Quelles sont les causes de la présence de ces personnes malades dans la rue ?
La désinformation, la mauvaise information en ce qui concerne la maladie mentale et les problèmes de santé mentale sont des causes. Dans notre contexte, par exemple, l’origine de tout ce qui est trouble de comportement est mystique. On vous dira que la personne est possédée. Dans d’autres familles, on parle le plus souvent des personnes « sacrifiées », pire encore s’il agit d’une famille nantie. Et si on pense que la cause des problèmes de santé mentale est mystique alors, on va vers les prêtres exorcistes, les tradi-praticiens. Or, à la fin il n’y a pas d’amélioration, simplement parce que ces problèmes ne sont pas d’ordre mystique. Ainsi, on a tendance à abandonner les malades en estimant qu’ils sont responsables de leur situation. Consciente de cette problématique et dans ses missions d’assurer le bien-être des populations de la ville, la Communauté urbaine de Yaoundé, qui a en son sein, une direction des affaires sociales, en collaboration avec le ministère de la Santé publique, a pensé sensibiliser les populations sur les problèmes de santé mentale. Nous leur ferons comprendre que ces personnes sont simplement malades. C’est le cerveau qui peut secréter en trop ou en moins des substances qui perturbent son mode de fonctionnement qui est malade. Nous savons tous que c’est ce cerveau qui est la commande de tout. Imaginer, quel type de répercussions il peut avoir chez une personne lorsque le cerveau ne fonctionne pas normalement.

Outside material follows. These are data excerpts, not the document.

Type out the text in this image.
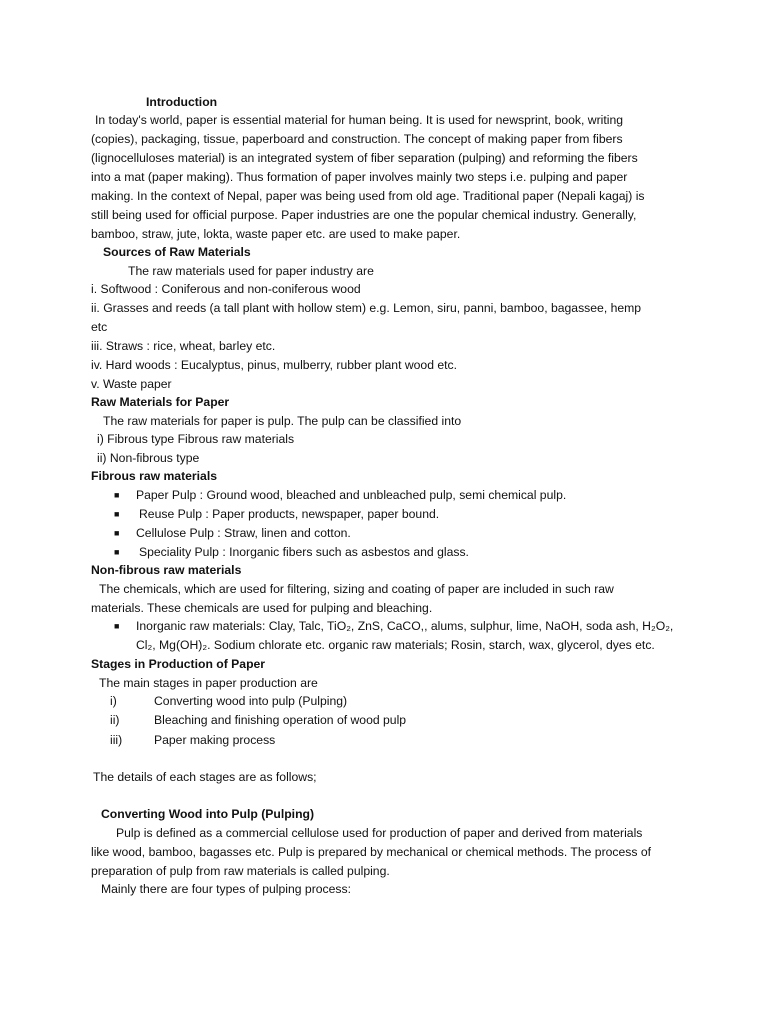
Introduction
In today's world, paper is essential material for human being. It is used for newsprint, book, writing
(copies), packaging, tissue, paperboard and construction. The concept of making paper from fibers
(lignocelluloses material) is an integrated system of fiber separation (pulping) and reforming the fibers
into a mat (paper making). Thus formation of paper involves mainly two steps i.e. pulping and paper
making. In the context of Nepal, paper was being used from old age. Traditional paper (Nepali kagaj) is
still being used for official purpose. Paper industries are one the popular chemical industry. Generally,
bamboo, straw, jute, lokta, waste paper etc. are used to make paper.
Sources of Raw Materials
The raw materials used for paper industry are
i. Softwood : Coniferous and non-coniferous wood
ii. Grasses and reeds (a tall plant with hollow stem) e.g. Lemon, siru, panni, bamboo, bagassee, hemp
etc
iii. Straws : rice, wheat, barley etc.
iv. Hard woods : Eucalyptus, pinus, mulberry, rubber plant wood etc.
v. Waste paper
Raw Materials for Paper
The raw materials for paper is pulp. The pulp can be classified into
i) Fibrous type Fibrous raw materials
ii) Non-fibrous type
Fibrous raw materials
■ Paper Pulp : Ground wood, bleached and unbleached pulp, semi chemical pulp.
■ Reuse Pulp : Paper products, newspaper, paper bound.
■ Cellulose Pulp : Straw, linen and cotton.
■ Speciality Pulp : Inorganic fibers such as asbestos and glass.
Non-fibrous raw materials
The chemicals, which are used for filtering, sizing and coating of paper are included in such raw
materials. These chemicals are used for pulping and bleaching.
■ Inorganic raw materials: Clay, Talc, TiO₂, ZnS, CaCO,, alums, sulphur, lime, NaOH, soda ash, H₂O₂,
Cl₂, Mg(OH)₂. Sodium chlorate etc. organic raw materials; Rosin, starch, wax, glycerol, dyes etc.
Stages in Production of Paper
The main stages in paper production are
i)	Converting wood into pulp (Pulping)
ii)	Bleaching and finishing operation of wood pulp
iii)	Paper making process
The details of each stages are as follows;
Converting Wood into Pulp (Pulping)
Pulp is defined as a commercial cellulose used for production of paper and derived from materials
like wood, bamboo, bagasses etc. Pulp is prepared by mechanical or chemical methods. The process of
preparation of pulp from raw materials is called pulping.
Mainly there are four types of pulping process:
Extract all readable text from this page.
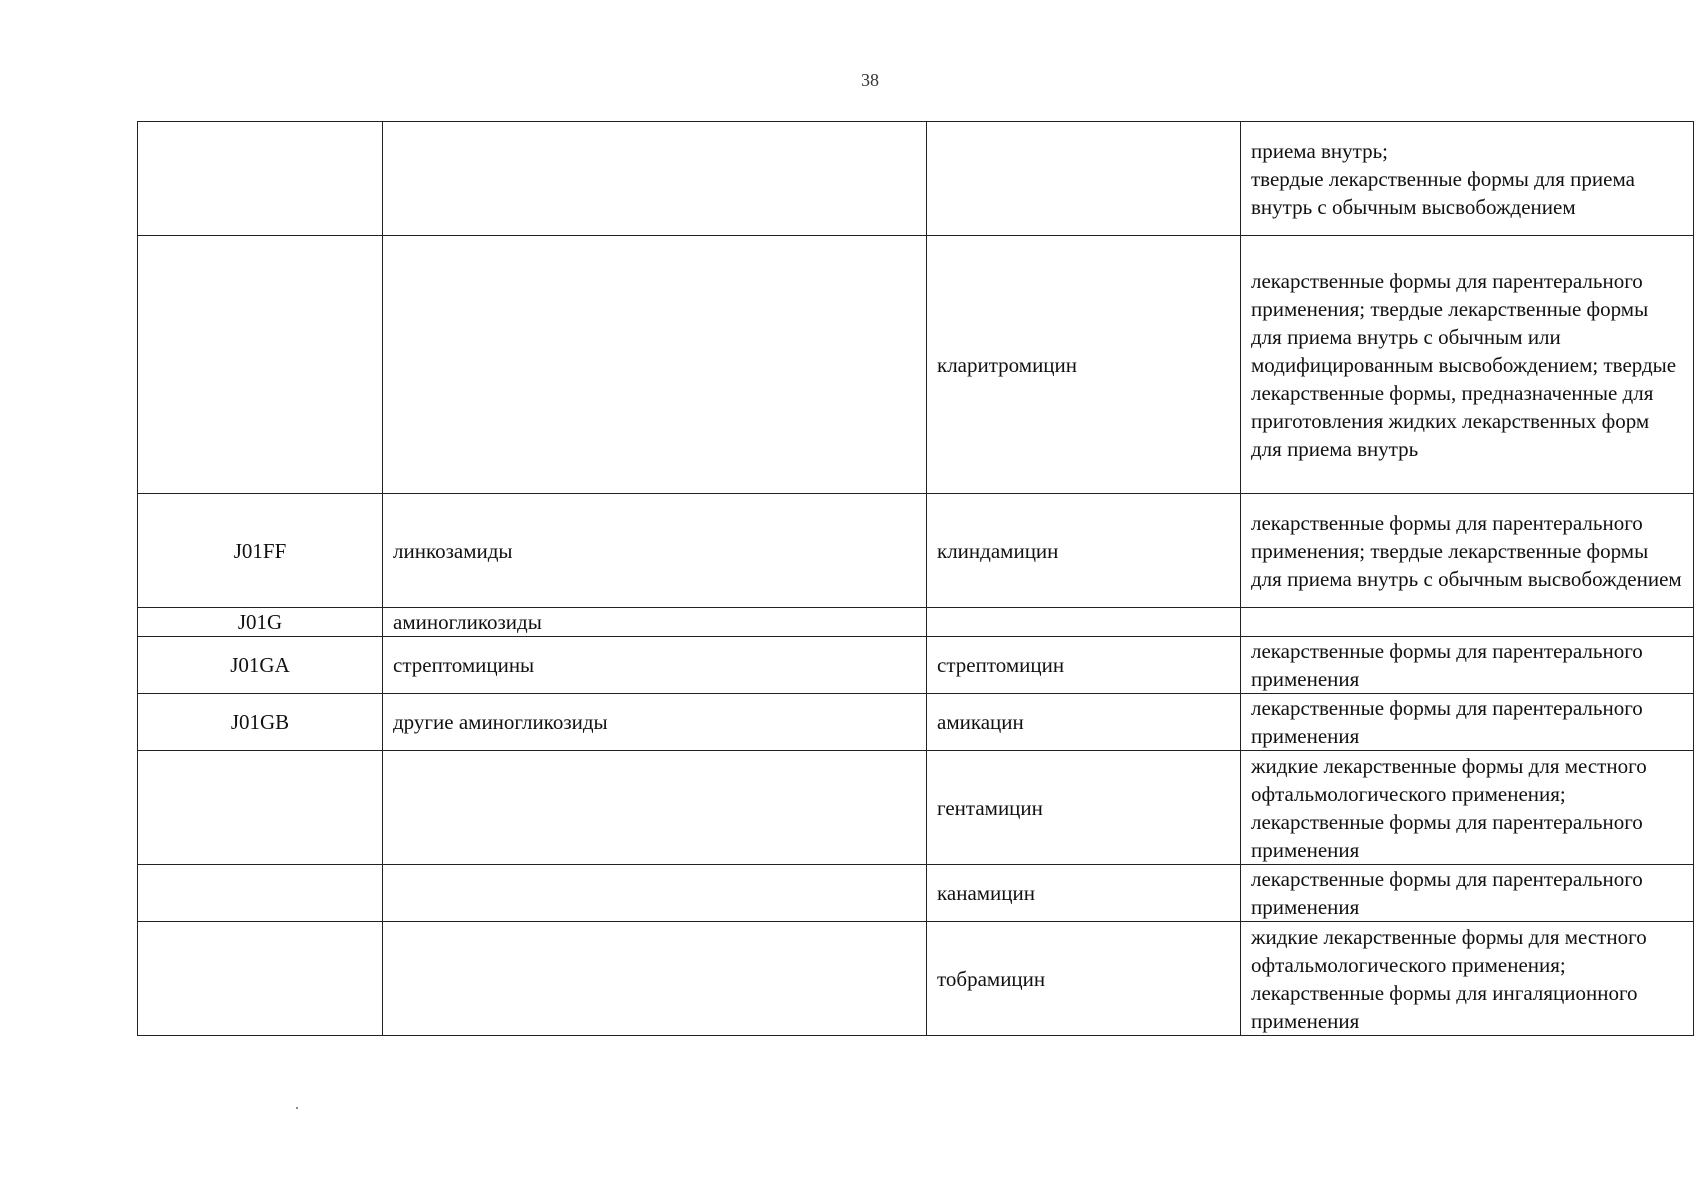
38
			приема внутрь;
твердые лекарственные формы для приема внутрь с обычным высвобождением
		кларитромицин	лекарственные формы для парентерального применения; твердые лекарственные формы для приема внутрь с обычным или модифицированным высвобождением; твердые лекарственные формы, предназначенные для приготовления жидких лекарственных форм для приема внутрь
J01FF	линкозамиды	клиндамицин	лекарственные формы для парентерального применения; твердые лекарственные формы для приема внутрь с обычным высвобождением
J01G	аминогликозиды		
J01GA	стрептомицины	стрептомицин	лекарственные формы для парентерального применения
J01GB	другие аминогликозиды	амикацин	лекарственные формы для парентерального применения
		гентамицин	жидкие лекарственные формы для местного офтальмологического применения; лекарственные формы для парентерального применения
		канамицин	лекарственные формы для парентерального применения
		тобрамицин	жидкие лекарственные формы для местного офтальмологического применения; лекарственные формы для ингаляционного применения
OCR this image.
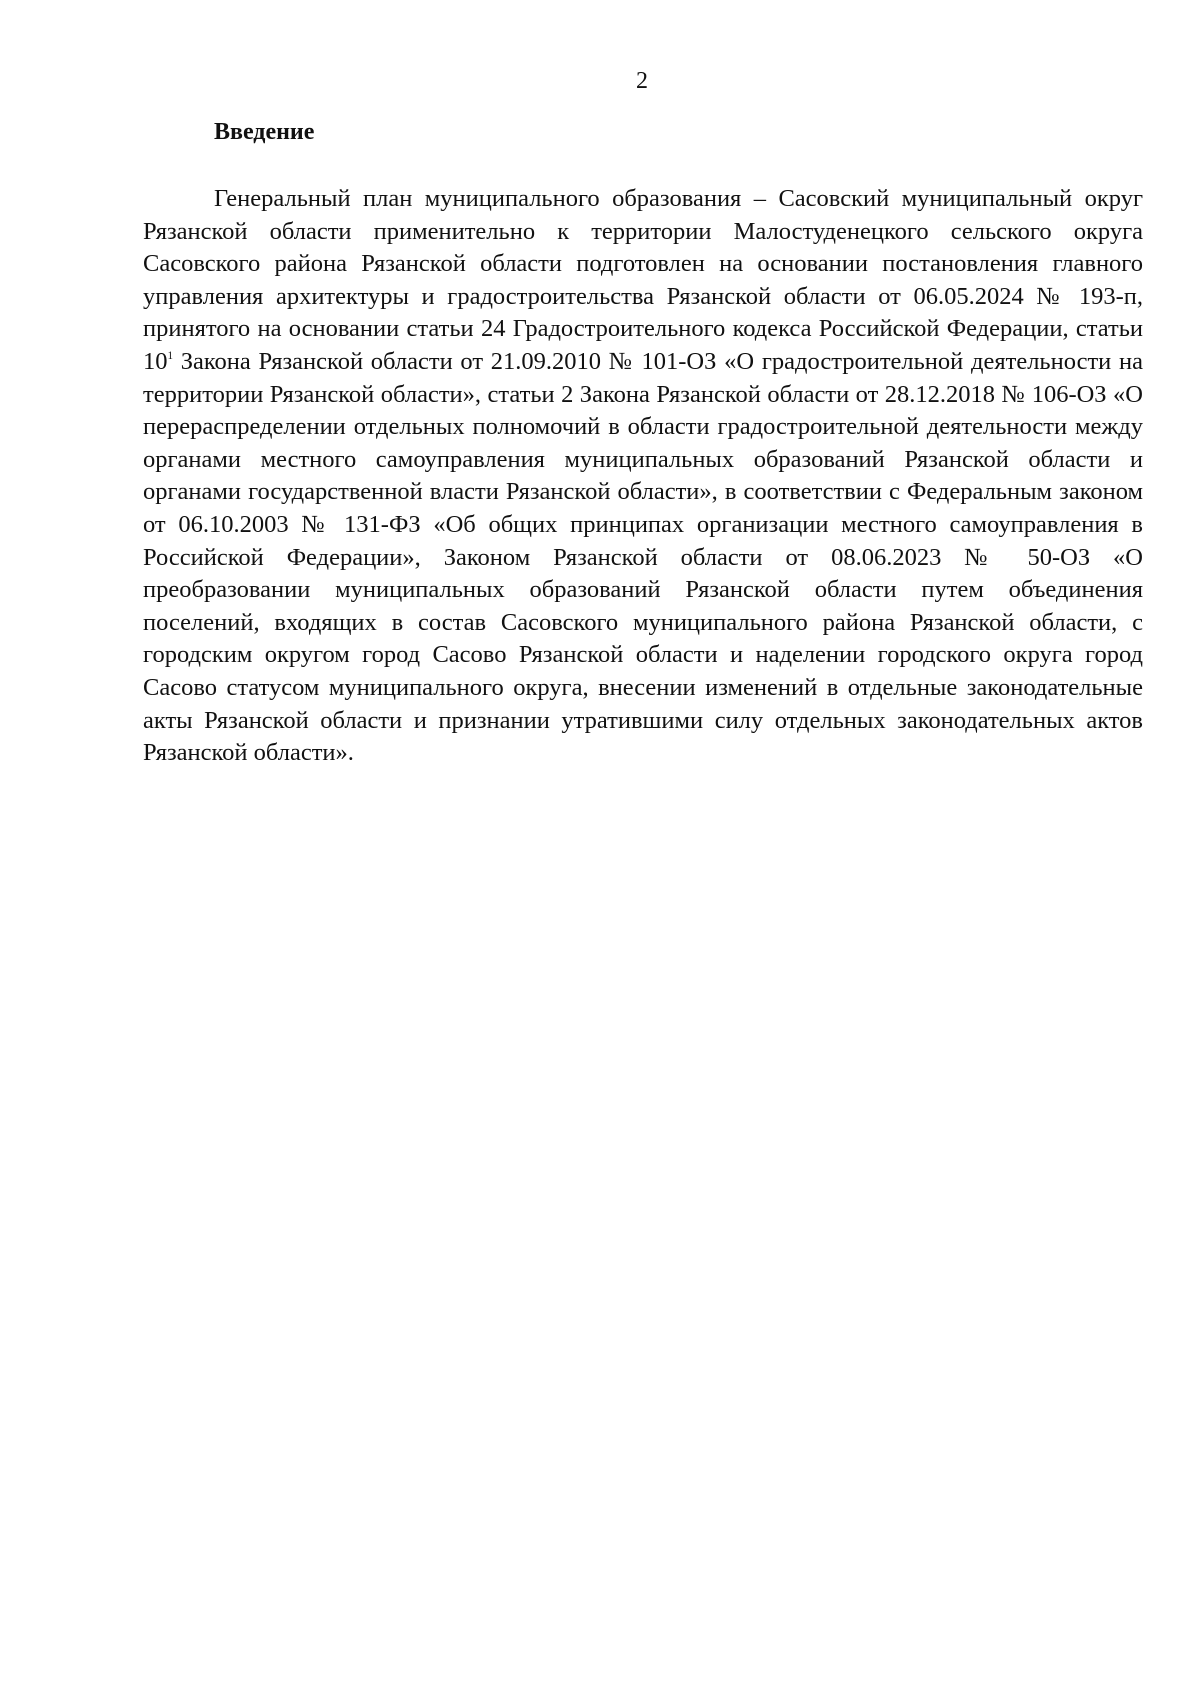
2
Введение

Генеральный план муниципального образования – Сасовский муниципальный округ Рязанской области применительно к территории Малостуденецкого сельского округа Сасовского района Рязанской области подготовлен на основании постановления главного управления архитектуры и градостроительства Рязанской области от 06.05.2024 № 193-п, принятого на основании статьи 24 Градостроительного кодекса Российской Федерации, статьи $10^1$ Закона Рязанской области от 21.09.2010 № 101-ОЗ «О градостроительной деятельности на территории Рязанской области», статьи 2 Закона Рязанской области от 28.12.2018 № 106-ОЗ «О перераспределении отдельных полномочий в области градостроительной деятельности между органами местного самоуправления муниципальных образований Рязанской области и органами государственной власти Рязанской области», в соответствии с Федеральным законом от 06.10.2003 № 131-ФЗ «Об общих принципах организации местного самоуправления в Российской Федерации», Законом Рязанской области от 08.06.2023 № 50-ОЗ «О преобразовании муниципальных образований Рязанской области путем объединения поселений, входящих в состав Сасовского муниципального района Рязанской области, с городским округом город Сасово Рязанской области и наделении городского округа город Сасово статусом муниципального округа, внесении изменений в отдельные законодательные акты Рязанской области и признании утратившими силу отдельных законодательных актов Рязанской области».
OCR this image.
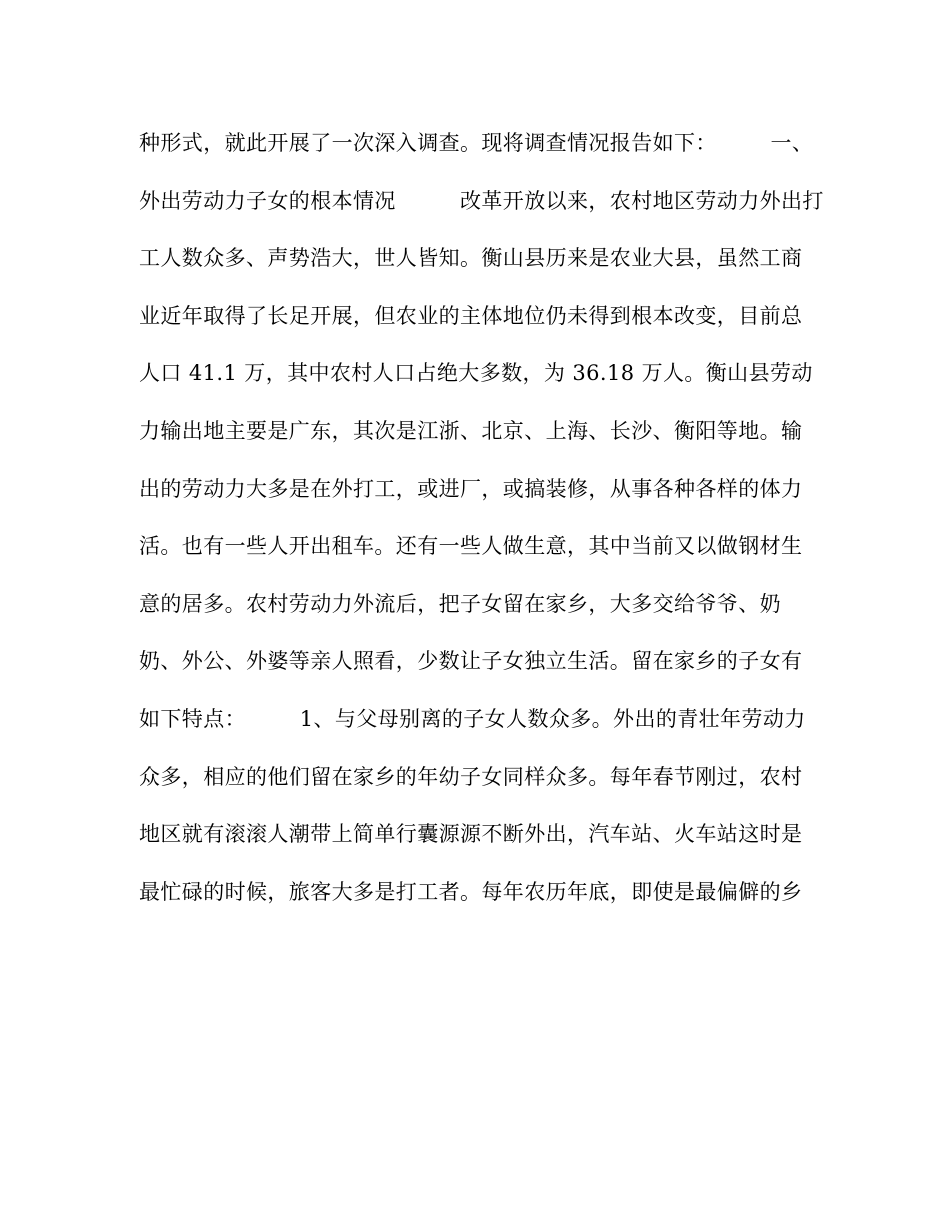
种形式，就此开展了一次深入调查。现将调查情况报告如下：　　　一、
外出劳动力子女的根本情况　　　改革开放以来，农村地区劳动力外出打
工人数众多、声势浩大，世人皆知。衡山县历来是农业大县，虽然工商
业近年取得了长足开展，但农业的主体地位仍未得到根本改变，目前总
人口 41.1 万，其中农村人口占绝大多数，为 36.18 万人。衡山县劳动
力输出地主要是广东，其次是江浙、北京、上海、长沙、衡阳等地。输
出的劳动力大多是在外打工，或进厂，或搞装修，从事各种各样的体力
活。也有一些人开出租车。还有一些人做生意，其中当前又以做钢材生
意的居多。农村劳动力外流后，把子女留在家乡，大多交给爷爷、奶
奶、外公、外婆等亲人照看，少数让子女独立生活。留在家乡的子女有
如下特点：　　　1、与父母别离的子女人数众多。外出的青壮年劳动力
众多，相应的他们留在家乡的年幼子女同样众多。每年春节刚过，农村
地区就有滚滚人潮带上简单行囊源源不断外出，汽车站、火车站这时是
最忙碌的时候，旅客大多是打工者。每年农历年底，即使是最偏僻的乡
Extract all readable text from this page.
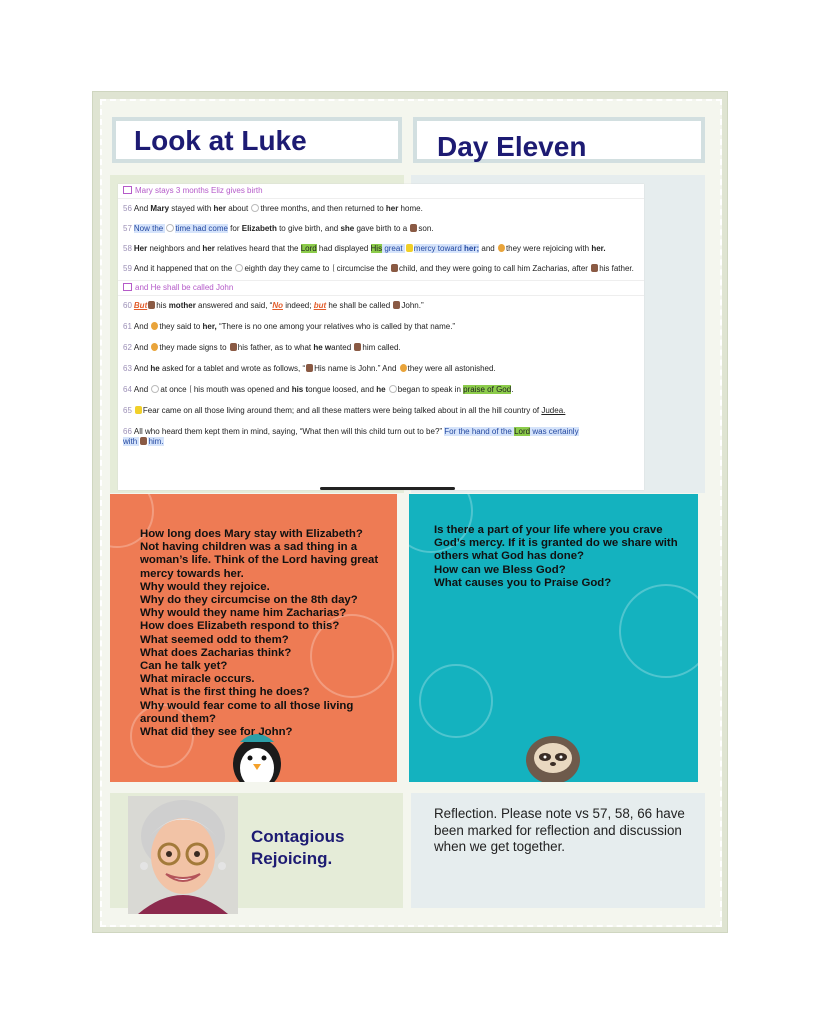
Look at Luke	Day Eleven
Mary stays 3 months Eliz gives birth
56 And Mary stayed with her about three months, and then returned to her home.
57 Now the time had come for Elizabeth to give birth, and she gave birth to a son.
58 Her neighbors and her relatives heard that the Lord had displayed His great mercy toward her; and they were rejoicing with her.
59 And it happened that on the eighth day they came to circumcise the child, and they were going to call him Zacharias, after his father.
and He shall be called John
60 But his mother answered and said, “No indeed; but he shall be called John.”
61 And they said to her, “There is no one among your relatives who is called by that name.”
62 And they made signs to his father, as to what he wanted him called.
63 And he asked for a tablet and wrote as follows, “ His name is John.” And they were all astonished.
64 And at once his mouth was opened and his tongue loosed, and he began to speak in praise of God.
65 Fear came on all those living around them; and all these matters were being talked about in all the hill country of Judea.
66 All who heard them kept them in mind, saying, “What then will this child turn out to be?” For the hand of the Lord was certainly
with him.
How long does Mary stay with Elizabeth?
Not having children was a sad thing in a woman’s life. Think of the Lord having great mercy towards her.
Why would they rejoice.
Why do they circumcise on the 8th day?
Why would they name him Zacharias?
How does Elizabeth respond to this?
What seemed odd to them?
What does Zacharias think?
Can he talk yet?
What miracle occurs.
What is the first thing he does?
Why would fear come to all those living around them?
What did they see for John?
Is there a part of your life where you crave God’s mercy. If it is granted do we share with others what God has done?
How can we Bless God?
What causes you to Praise God?
Contagious Rejoicing.
Reflection. Please note vs 57, 58, 66 have been marked for reflection and discussion when we get together.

Quelles sont les causes de la maladie mentale ?
Les causes biologiques sont les premières. Cela arrive lorsqu’il y a des substances qui sont sécrétées en trop ou en moins et qui perturbent. Il y a aussi les causes génétiques. C’est-à-dire que lorsque nous avons un membre dans la famille qui a déjà souffert de la maladie mentale, on est prédisposé à en souffrir aussi. Tout comme c’est le cas avec le diabète ou l’hypertension.
Il y a également les causes psychogènes, sur le plan psychologique. Et à ce propos, nous aurons de plus en plus des problèmes de santé mentale dans notre société ; notamment le mal-être ou la maladie mentale. Simplement parce que le mal être règne dans notre société sur le plan conjugal, professionnel, familial. Les gens sont mal, des enfants subissent des abus, des sévices, ils sont stressés, ils perdent leurs proches… Nous avons par ailleurs des causes sociales comme les conflits, les crises. Actuellement, il y en a au Cameroun. Toutes ces situations peuvent provoquer la maladie mentale. Il y a également la consommation des drogues, des substances psychoactives…. Il y a actuellement beaucoup de phénomènes qui fragilisent l’individu et qui font en sorte que les problèmes de santé mentale soient un problème de santé publique. Il faut donc sensibiliser les populations sur la maladie et sur ses différentes causes possibles.
Vous êtes présidente du projet qui vise à prendre en charge ces personnes. Comment les repérez-vous ?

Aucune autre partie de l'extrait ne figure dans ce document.